Inauguracyjny mecz Lecha przeciwko Śląskowi był pierwszym od niepamiętnych czasów, gdy w napadzie lechitów występowało dwóch zawodników. Nicki Bille tworzył zgrany duet z Marcinem Robakiem sprawiając defensorom gospodarzy sporo kłopotów. Jak sądzi duński napastnik, brakuje jedynie skuteczności – Mieliśmy wiele okazji, ale nie udało nam się zdobyć gola. To jest najważniejsze – stwarzanie sytuacji. Jeśli tego nie robisz, jest źle – powiedział podczas ostatniego dnia dla mediów.
28-letni napastnik ocenił również mecz ze Śląskiem, gdzie ostatecznie nie padła żadna bramka, a sam zainteresowany raz trafił w słupek, a raz mocno przestrzelił – Wynik nie był zadowalający, ale gra dobra. Graliśmy dużo piłką i kreowaliśmy kolejne sytuacje. Uważam, więc że wynik nie mógł być satysfakcjonujący. Jeśli będziemy dalej tak grać, jestem pewien, że zwyciężymy w wielu meczach. Mamy za sobą bardzo dobry okres przygotowawczy i wspaniały start sezonu. Wciąż nie przegraliśmy od rozpoczęcia przygotowań i straciliśmy jedynie dwa gole – mówi spokojnie Nicki Bille Nielsen.

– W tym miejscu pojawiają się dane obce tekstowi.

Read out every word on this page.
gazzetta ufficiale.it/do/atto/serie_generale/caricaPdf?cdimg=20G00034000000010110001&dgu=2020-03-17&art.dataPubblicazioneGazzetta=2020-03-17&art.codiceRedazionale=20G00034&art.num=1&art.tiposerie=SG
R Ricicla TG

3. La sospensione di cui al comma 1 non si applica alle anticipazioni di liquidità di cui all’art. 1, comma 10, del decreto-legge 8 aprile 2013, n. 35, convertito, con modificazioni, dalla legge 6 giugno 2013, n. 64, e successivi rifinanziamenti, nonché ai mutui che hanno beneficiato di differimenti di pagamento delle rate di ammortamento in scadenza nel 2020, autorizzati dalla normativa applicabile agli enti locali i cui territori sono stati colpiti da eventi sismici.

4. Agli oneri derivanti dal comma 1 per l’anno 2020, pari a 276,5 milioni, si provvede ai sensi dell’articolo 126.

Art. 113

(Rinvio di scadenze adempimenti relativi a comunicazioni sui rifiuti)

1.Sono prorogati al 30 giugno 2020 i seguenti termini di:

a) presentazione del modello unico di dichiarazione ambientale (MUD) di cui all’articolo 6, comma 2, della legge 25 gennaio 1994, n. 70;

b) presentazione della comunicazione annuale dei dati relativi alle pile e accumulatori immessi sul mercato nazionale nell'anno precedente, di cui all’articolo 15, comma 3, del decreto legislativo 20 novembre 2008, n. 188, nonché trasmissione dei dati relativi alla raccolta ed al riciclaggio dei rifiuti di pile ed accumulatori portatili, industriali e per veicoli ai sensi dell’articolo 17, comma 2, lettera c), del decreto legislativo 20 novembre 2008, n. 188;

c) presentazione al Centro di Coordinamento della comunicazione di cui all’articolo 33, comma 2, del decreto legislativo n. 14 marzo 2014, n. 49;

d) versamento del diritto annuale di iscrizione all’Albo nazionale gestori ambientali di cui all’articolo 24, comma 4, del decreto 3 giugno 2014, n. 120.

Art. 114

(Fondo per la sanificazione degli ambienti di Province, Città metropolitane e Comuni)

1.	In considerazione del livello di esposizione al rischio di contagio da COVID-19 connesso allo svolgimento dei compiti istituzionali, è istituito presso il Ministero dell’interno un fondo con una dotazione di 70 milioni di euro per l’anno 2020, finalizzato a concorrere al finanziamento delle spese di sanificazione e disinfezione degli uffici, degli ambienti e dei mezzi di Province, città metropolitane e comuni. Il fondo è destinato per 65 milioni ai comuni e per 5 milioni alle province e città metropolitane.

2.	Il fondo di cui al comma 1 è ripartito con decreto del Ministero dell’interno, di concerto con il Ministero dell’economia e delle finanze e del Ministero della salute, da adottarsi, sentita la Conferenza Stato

Jak się okazuje, występujący w niebiesko-białych barwach od zaledwie pół roku piłkarz preferuje grę w parze z drugim napastnikiem – Czułem się dobrze grając z Marcinem w jednej linii. Stworzyłem szansę dla niego, on się odwdzięczył, a także okazje mieli inni z drużyny, na przykład Kownacki. Osobiście wolę, gdy blisko mnie jest jeszcze jeden napastnik, albo ofensywny pomocnik. Mam wtedy więcej możliwości na rozegranie, co jest trudniejsze dla przeciwników – zachwala.

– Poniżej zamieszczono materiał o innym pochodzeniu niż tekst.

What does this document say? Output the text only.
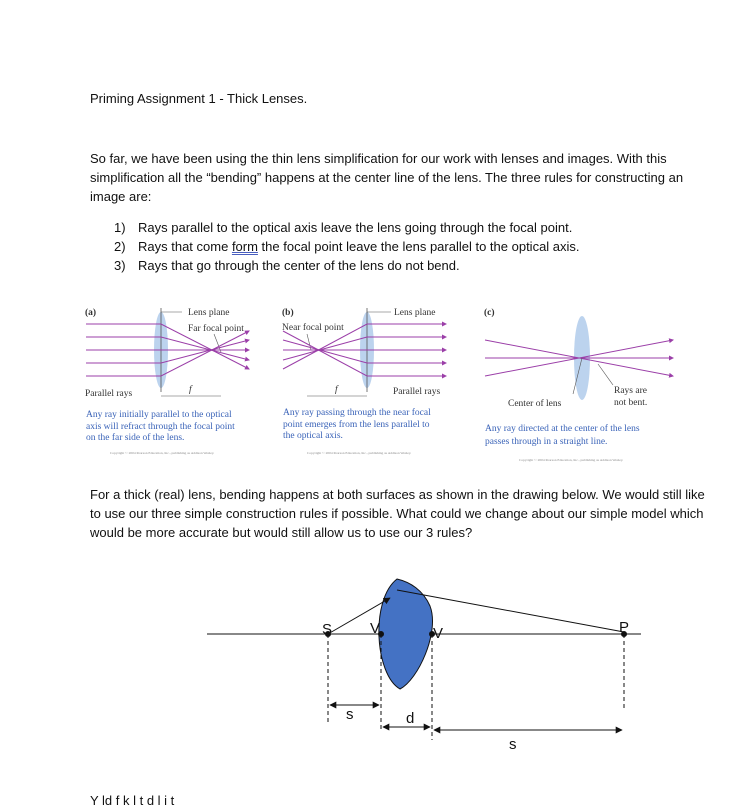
Priming Assignment 1 - Thick Lenses.

So far, we have been using the thin lens simplification for our work with lenses and images. With this simplification all the “bending” happens at the center line of the lens. The three rules for constructing an image are:

1) Rays parallel to the optical axis leave the lens going through the focal point.
2) Rays that come form the focal point leave the lens parallel to the optical axis.
3) Rays that go through the center of the lens do not bend.
(a)	Lens plane
Far focal point
Parallel rays	f
Any ray initially parallel to the optical axis will refract through the focal point on the far side of the lens.
Copyright © 2004 Pearson Education, Inc., publishing as Addison Wesley.
(b)	Lens plane
Near focal point
f	Parallel rays
Any ray passing through the near focal point emerges from the lens parallel to the optical axis.
Copyright © 2004 Pearson Education, Inc., publishing as Addison Wesley.
(c)
Center of lens
Rays are
not bent.
Any ray directed at the center of the lens passes through in a straight line.
Copyright © 2004 Pearson Education, Inc., publishing as Addison Wesley.

For a thick (real) lens, bending happens at both surfaces as shown in the drawing below. We would still like to use our three simple construction rules if possible. What could we change about our simple model which would be more accurate but would still allow us to use our 3 rules?

S	V	V	P
s	d
s
Y ld f k l t d l i t
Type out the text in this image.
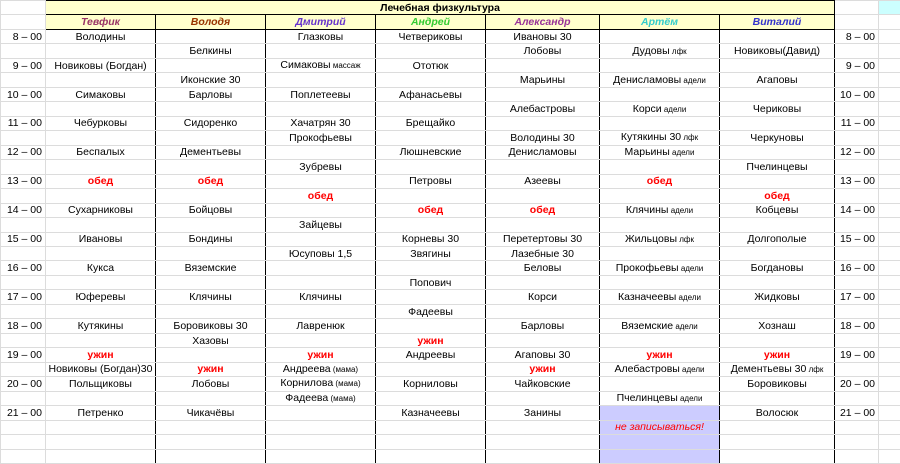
	Лечебная физкультура								
	Тевфик	Володя	Дмитрий	Андрей	Александр	Артём	Виталий		
8 – 00	Володины		Глазковы	Четвериковы	Ивановы 30			8 – 00	
		Белкины			Лобовы	Дудовы лфк	Новиковы(Давид)		
9 – 00	Новиковы (Богдан)		Симаковы массаж	Ототюк				9 – 00	
		Иконские 30			Марьины	Денисламовы адели	Агаповы		
10 – 00	Симаковы	Барловы	Поплетеевы	Афанасьевы				10 – 00	
					Алебастровы	Корси адели	Чериковы		
11 – 00	Чебурковы	Сидоренко	Хачатрян 30	Брещайко				11 – 00	
			Прокофьевы		Володины 30	Кутякины 30 лфк	Черкуновы		
12 – 00	Беспалых	Дементьевы		Люшневские	Денисламовы	Марьины адели		12 – 00	
			Зубревы				Пчелинцевы		
13 – 00	обед	обед		Петровы	Азеевы	обед		13 – 00	
			обед				обед		
14 – 00	Сухарниковы	Бойцовы		обед	обед	Клячины адели	Кобцевы	14 – 00	
			Зайцевы						
15 – 00	Ивановы	Бондины		Корневы 30	Перетертовы 30	Жильцовы лфк	Долгополые	15 – 00	
			Юсуповы 1,5	Звягины	Лазебные 30				
16 – 00	Кукса	Вяземские			Беловы	Прокофьевы адели	Богдановы	16 – 00	
				Попович					
17 – 00	Юферевы	Клячины	Клячины		Корси	Казначеевы адели	Жидковы	17 – 00	
				Фадеевы					
18 – 00	Кутякины	Боровиковы 30	Лавренюк		Барловы	Вяземские адели	Хознаш	18 – 00	
		Хазовы		ужин					
19 – 00	ужин		ужин	Андреевы	Агаповы 30	ужин	ужин	19 – 00	
	Новиковы (Богдан)30	ужин	Андреева (мама)		ужин	Алебастровы адели	Дементьевы 30 лфк		
20 – 00	Польщиковы	Лобовы	Корнилова (мама)	Корниловы	Чайковские		Боровиковы	20 – 00	
			Фадеева (мама)			Пчелинцевы адели			
21 – 00	Петренко	Чикачёвы		Казначеевы	Занины		Волосюк	21 – 00	
						не записываться!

Już w niedzielę zespół 7-krotnego mistrza Polski zagra swój pierwszy mecz na Inea Stadionie w tym sezonie. Podopieczni trenera Jana Urbana podejmą Zagłębie Lubin – zespół, który wyeliminował wczoraj z Ligi Europy Partizan Belgrad – Zagłębie to bardzo dobry zespół. Pamiętam ich z zeszłego sezonu i grają naprawdę dobry futbol. To będzie trudne spotkanie, ale zamierzamy wygrać. Grając u siebie nie ma znaczenia przeciwko komu grasz. Jeśli gramy u siebie, musimy wygrywać. Podobnie w niedzielę – kończy stanowczo Duńczyk.